Veteran Secondary Investors Say It’s Not a Bubble, But There’s Froth

“In the first six weeks of 2011 alone, we witnessed a greater volume of secondary transactions in venture-backed companies than in all of 2010–which was itself a record year.”

That was the sentence, pulled from an upcoming release by partners at secondary firm Millennium Technology Value Partners, that caught my attention. The twelve-year-old firm, which closed a $284 million fund last year, has put together a compendium of predictions for the red-hot venture secondary space over the next couple of years.

Forecasts range from the bullish–such as the projection that a trillion dollars worth of public market value will be created by 500 of today’s private technology companies–to the concerned–like the observation that many current buyers of private shares are completing transactions despite scant data on underlying company financials.

MTVP is what one might consider the old guard in the increasingly popular investment strategy of buying founder, employee and early investor stakes in hot technology companies. Over the last decade, it’s completed 300 secondary transactions, including companies such as  Facebook, Chegg, Twitter, Zappos and, PlaySpan, which itself was acquired by Visa earlier this month. And while not every investment has been a winner, the firm has had an impressive string of hits, particularly from deals carried out in the depths of the financial crisis in 2008 and 2009, when shares of Facebook could be had for a fraction of their current price.

Among the firm’s other predictions:

•    This year will be a record-breaking one for secondary venture capital investments.

•    Secondary investing in private technology companies will become a $10 billion annual market sometime over the next three years.

•    Venture-backed technology IPOs will surpass the recent record year (2007) in dollar volume of new public offerings.

After reading the prediction list, I chatted a bit with Millennium Managing Partner Dan Burstein, who spoke in defense of escalating valuations being attached to hot social networking plays, in particular Facebook.

For Facebook, Burstein says, he finds it valuable to compare the company’s private valuation to that of publicly traded Baidu.com, the Chinese Internet and search portal, which currently has a valuation around $45 billion. If one considers Baidu fairly valued, then Facebook ought to arguably be worth more, as its global reach is broader.

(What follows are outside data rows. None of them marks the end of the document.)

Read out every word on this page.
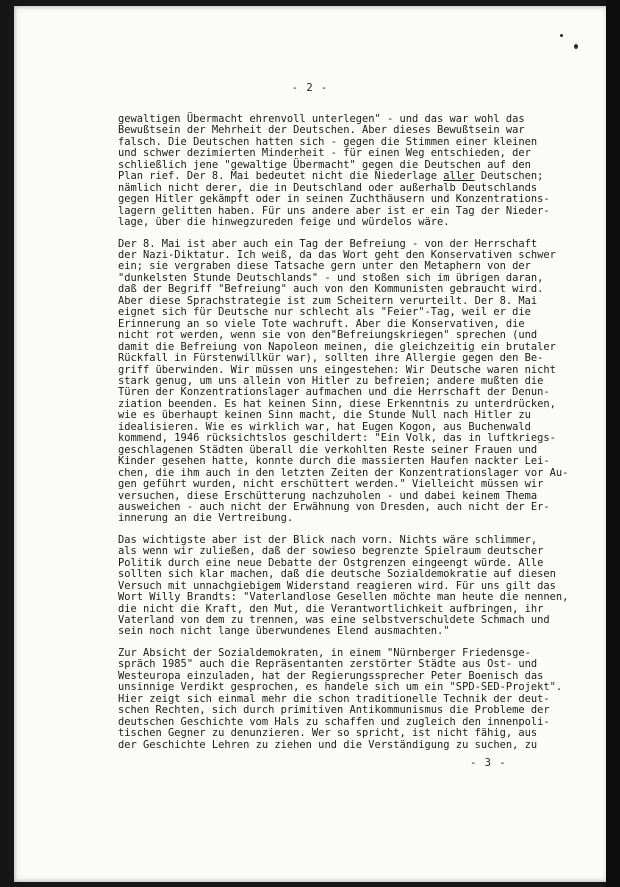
- 2 -
gewaltigen Übermacht ehrenvoll unterlegen" - und das war wohl das
Bewußtsein der Mehrheit der Deutschen. Aber dieses Bewußtsein war
falsch. Die Deutschen hatten sich - gegen die Stimmen einer kleinen
und schwer dezimierten Minderheit - für einen Weg entschieden, der
schließlich jene "gewaltige Übermacht" gegen die Deutschen auf den
Plan rief. Der 8. Mai bedeutet nicht die Niederlage aller Deutschen;
nämlich nicht derer, die in Deutschland oder außerhalb Deutschlands
gegen Hitler gekämpft oder in seinen Zuchthäusern und Konzentrations-
lagern gelitten haben. Für uns andere aber ist er ein Tag der Nieder-
lage, über die hinwegzureden feige und würdelos wäre.
Der 8. Mai ist aber auch ein Tag der Befreiung - von der Herrschaft
der Nazi-Diktatur. Ich weiß, da das Wort geht den Konservativen schwer
ein; sie vergraben diese Tatsache gern unter den Metaphern von der
"dunkelsten Stunde Deutschlands" - und stoßen sich im übrigen daran,
daß der Begriff "Befreiung" auch von den Kommunisten gebraucht wird.
Aber diese Sprachstrategie ist zum Scheitern verurteilt. Der 8. Mai
eignet sich für Deutsche nur schlecht als "Feier"-Tag, weil er die
Erinnerung an so viele Tote wachruft. Aber die Konservativen, die
nicht rot werden, wenn sie von den"Befreiungskriegen" sprechen (und
damit die Befreiung von Napoleon meinen, die gleichzeitig ein brutaler
Rückfall in Fürstenwillkür war), sollten ihre Allergie gegen den Be-
griff überwinden. Wir müssen uns eingestehen: Wir Deutsche waren nicht
stark genug, um uns allein von Hitler zu befreien; andere mußten die
Türen der Konzentrationslager aufmachen und die Herrschaft der Denun-
ziation beenden. Es hat keinen Sinn, diese Erkenntnis zu unterdrücken,
wie es überhaupt keinen Sinn macht, die Stunde Null nach Hitler zu
idealisieren. Wie es wirklich war, hat Eugen Kogon, aus Buchenwald
kommend, 1946 rücksichtslos geschildert: "Ein Volk, das in luftkriegs-
geschlagenen Städten überall die verkohlten Reste seiner Frauen und
Kinder gesehen hatte, konnte durch die massierten Haufen nackter Lei-
chen, die ihm auch in den letzten Zeiten der Konzentrationslager vor Au-
gen geführt wurden, nicht erschüttert werden." Vielleicht müssen wir
versuchen, diese Erschütterung nachzuholen - und dabei keinem Thema
ausweichen - auch nicht der Erwähnung von Dresden, auch nicht der Er-
innerung an die Vertreibung.
Das wichtigste aber ist der Blick nach vorn. Nichts wäre schlimmer,
als wenn wir zuließen, daß der sowieso begrenzte Spielraum deutscher
Politik durch eine neue Debatte der Ostgrenzen eingeengt würde. Alle
sollten sich klar machen, daß die deutsche Sozialdemokratie auf diesen
Versuch mit unnachgiebigem Widerstand reagieren wird. Für uns gilt das
Wort Willy Brandts: "Vaterlandlose Gesellen möchte man heute die nennen,
die nicht die Kraft, den Mut, die Verantwortlichkeit aufbringen, ihr
Vaterland von dem zu trennen, was eine selbstverschuldete Schmach und
sein noch nicht lange überwundenes Elend ausmachten."
Zur Absicht der Sozialdemokraten, in einem "Nürnberger Friedensge-
spräch 1985" auch die Repräsentanten zerstörter Städte aus Ost- und
Westeuropa einzuladen, hat der Regierungssprecher Peter Boenisch das
unsinnige Verdikt gesprochen, es handele sich um ein "SPD-SED-Projekt".
Hier zeigt sich einmal mehr die schon traditionelle Technik der deut-
schen Rechten, sich durch primitiven Antikommunismus die Probleme der
deutschen Geschichte vom Hals zu schaffen und zugleich den innenpoli-
tischen Gegner zu denunzieren. Wer so spricht, ist nicht fähig, aus
der Geschichte Lehren zu ziehen und die Verständigung zu suchen, zu
- 3 -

Still Burstein concedes, he is seeing some bubbly activity in the secondary space, particularly given that only some companies stand out as true leaders in their segments. Additionally, he says, he is concerned many investors aren’t doing sufficient diligence before buying shares on secondary exchanges, sometimes completing transactions without sufficient knowledge of capitalization tables, liquidation preferences, and earnings.

“I’m not trying to brand what’s happening now as an overblown bubble, although there is obvious froth in the market,” he says. “This period is very different from 1999-2000— when companies that were untried, untested and had no revenues were being invested in at very high valuations. Most of the extremely high valuations we hear of today are for companies that have either demonstrated tremendous real revenue traction or have introduced business models that are very evidently scaling very rapidly.”